RoboCop

In many ways being cast as Dick Jones in RoboCop was as big a break in my career as being cast as Drew in Deliverance. Let me explain: Drew was the good guy, the moral one, and because of that, for the next ten or fifteen years, I was cast in “boy scout” good guy roles. Producers and directors, and studio executives in film business tend to typecast. And since Drew was the sensitive “moral“ one, it became a bit of an albatross for me. You see, if you play a character with “sensitivity”, that nearly always gets equated with weak or soft, so if there was a role with any “balls” I seemed never to get it. It was really frustrating for me. I’ve been an athlete all my life… tennis player, a marathoner and the four of us did all the canoeing in Deliverance. So you can see why I was mystified at being known as a “soft actor”… and why I was thrilled when cast as Dick Jones in RoboCop.
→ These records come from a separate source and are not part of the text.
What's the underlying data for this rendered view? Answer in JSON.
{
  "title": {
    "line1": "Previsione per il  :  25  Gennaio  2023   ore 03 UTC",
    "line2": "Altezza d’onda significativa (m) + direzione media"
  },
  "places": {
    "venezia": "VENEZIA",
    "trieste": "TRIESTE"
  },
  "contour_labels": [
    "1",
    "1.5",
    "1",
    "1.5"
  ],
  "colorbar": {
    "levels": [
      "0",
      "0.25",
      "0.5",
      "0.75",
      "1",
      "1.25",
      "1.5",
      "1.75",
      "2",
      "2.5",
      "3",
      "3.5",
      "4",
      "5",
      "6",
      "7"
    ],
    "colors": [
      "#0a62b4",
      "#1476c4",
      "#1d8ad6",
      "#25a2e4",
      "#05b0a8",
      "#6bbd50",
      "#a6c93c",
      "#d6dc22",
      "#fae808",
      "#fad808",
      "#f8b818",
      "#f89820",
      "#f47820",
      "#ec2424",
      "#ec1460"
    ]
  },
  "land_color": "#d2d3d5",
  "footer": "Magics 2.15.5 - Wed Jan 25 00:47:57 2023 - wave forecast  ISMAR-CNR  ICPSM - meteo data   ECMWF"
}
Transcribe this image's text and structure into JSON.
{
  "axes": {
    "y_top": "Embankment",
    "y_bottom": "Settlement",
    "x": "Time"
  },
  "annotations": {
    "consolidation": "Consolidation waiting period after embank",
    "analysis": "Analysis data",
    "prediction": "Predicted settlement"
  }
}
I try to be a good person in my ordinary everyday life, but it’s no fun playing the clean-cut, good guy all the time. Those guys make the right and predictable choice almost every time. Boring!! I liken it to painting: the good guy gets three colors – red, white, and blue. But the bad guy gets the whole palette… and those roles are way more fun to play. The most fascinating characters are nearly always the bad guys.

I have always wanted to play the whole gamut … good guys, bad guys, and everything in between. Some actors like being typecast. There’s comfort in playing a character that’s a slight variation of a guy they’ve played before. That has zero appeal to me…and because of that, the actors I admire most are the guys who play “character” as opposed to persona. I’ve done my damndest to carve out a career without getting pigeonholed. I want to play someone as far removed from me as possible. A lot of actors, when talking about their character, refer to that character as “me”. I’ve heard them say…“I did this or I did that.” That would never occur to me. It’s always he. “He does it,” because his actions have little or nothing to do with me. Oh, sure… eventually, the character moves out of my impulses… but there are a thousand other details that I’m having to deal with, (hitting my mark for the camera crew, being there for my fellow actors, and of always being aware of the rhythm of the scene)…. getting caught up in me, me, me can doom the scene… and, in my estimation, the movie.